Der Herbst ’89 und die Akzeptanz des Wandels
Im Herbst 1989 erlebte Kathrin Schmidt – wie viele andere auch – die Illusion, „den Laden jetzt zu übernehmen“ und die DDR nach ihren Vorstellungen zu gestalten. Sie war aktiv in der „Initiative für eine Vereinigte Linke“ und saß am Runden Tisch. Doch als bei den Volkskammerwahlen am 18. März 1990 die Allianz für Deutschland (CDU/DA/DDU) mit 40% gewann, sah sie sich als Demokratin unterlegen. Sie fügte sich dem Ergebnis und war „relativ froh, dem Grundgesetz der Bundesrepublik zu unterliegen“. Im Nachhinein räumt sie jedoch ein, dass sie damals als 30-Jährige die massiven Kampagnen und Finanzierungen aus dem Westen, die dieses Wahlergebnis mitbeeinflussten, nicht wahrgenommen habe.

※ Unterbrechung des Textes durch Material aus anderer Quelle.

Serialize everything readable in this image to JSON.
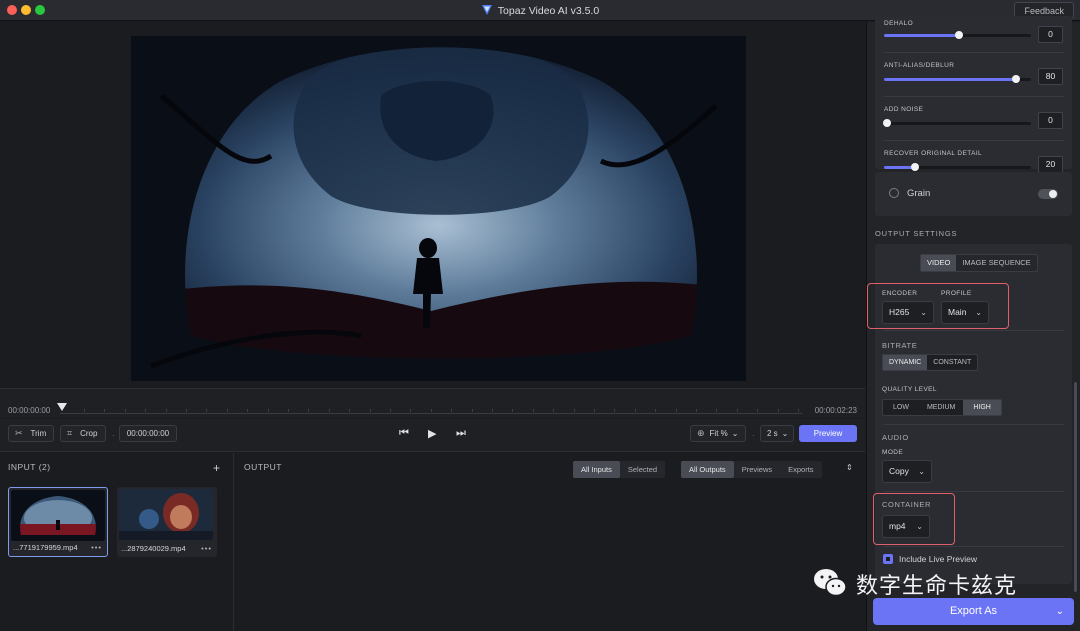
{
  "window": {
    "title": "Topaz Video AI  v3.5.0",
    "feedback_label": "Feedback"
  },
  "timeline": {
    "start_time": "00:00:00:00",
    "end_time": "00:00:02:23"
  },
  "controls": {
    "trim_label": "Trim",
    "crop_label": "Crop",
    "timecode": "00:00:00:00",
    "zoom_label": "Fit %",
    "step_label": "2 s",
    "preview_label": "Preview"
  },
  "input_panel": {
    "title": "INPUT (2)",
    "files": [
      {
        "name": "...7719179959.mp4",
        "selected": true
      },
      {
        "name": "...2879240029.mp4",
        "selected": false
      }
    ]
  },
  "output_panel": {
    "title": "OUTPUT",
    "filter_inputs": [
      "All Inputs",
      "Selected"
    ],
    "filter_outputs": [
      "All Outputs",
      "Previews",
      "Exports"
    ]
  },
  "enhancement": {
    "sliders": [
      {
        "label": "DEHALO",
        "value": "0",
        "fraction": 0.51
      },
      {
        "label": "ANTI-ALIAS/DEBLUR",
        "value": "80",
        "fraction": 0.9
      },
      {
        "label": "ADD NOISE",
        "value": "0",
        "fraction": 0.02
      },
      {
        "label": "RECOVER ORIGINAL DETAIL",
        "value": "20",
        "fraction": 0.21
      }
    ],
    "grain_label": "Grain",
    "grain_enabled": false
  },
  "output_settings": {
    "title": "OUTPUT SETTINGS",
    "tabs": [
      "VIDEO",
      "IMAGE SEQUENCE"
    ],
    "active_tab": "VIDEO",
    "encoder_label": "ENCODER",
    "encoder_value": "H265",
    "profile_label": "PROFILE",
    "profile_value": "Main",
    "bitrate_label": "BITRATE",
    "bitrate_options": [
      "DYNAMIC",
      "CONSTANT"
    ],
    "bitrate_active": "DYNAMIC",
    "quality_label": "QUALITY LEVEL",
    "quality_options": [
      "LOW",
      "MEDIUM",
      "HIGH"
    ],
    "quality_active": "HIGH",
    "audio_label": "AUDIO",
    "mode_label": "MODE",
    "mode_value": "Copy",
    "container_label": "CONTAINER",
    "container_value": "mp4",
    "live_preview_label": "Include Live Preview",
    "live_preview_checked": true
  },
  "export": {
    "label": "Export As"
  },
  "watermark": {
    "text": "数字生命卡兹克"
  },
  "colors": {
    "accent": "#6b74f5",
    "highlight": "#e0606a",
    "panel": "#232428"
  }
}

Ein tief verwurzeltes Selbstverständnis
Die Erfahrungen in der DDR haben Kathrin Schmidt maßgeblich geprägt. Sie ist stolz darauf, ihre fünf Kinder – die ersten beiden als Alleinerziehende – bekommen zu haben, ohne darüber nachzudenken. Die DDR habe es materiell ermöglicht, dass eine Frau mit Kind alleine zurechtkam, auch durch Maßnahmen wie den Haushaltstag oder die Kinderbetreuung, wenngleich dies auch der Mobilisierung von Frauen für die Wirtschaft diente.

Heute betrachtet Schmidt die Welt mit einer gewissen Resignation, dass sie nach „anderer Leute Gesetzen“ läuft und historische Ereignisse sich wiederholen. Dennoch bleibt ihr ein tief verwurzeltes Selbstverständnis aus der DDR-Zeit, das sie befähigt, zu dem zu stehen, was sie wirklich denkt, ohne Angst vor den Konsequenzen.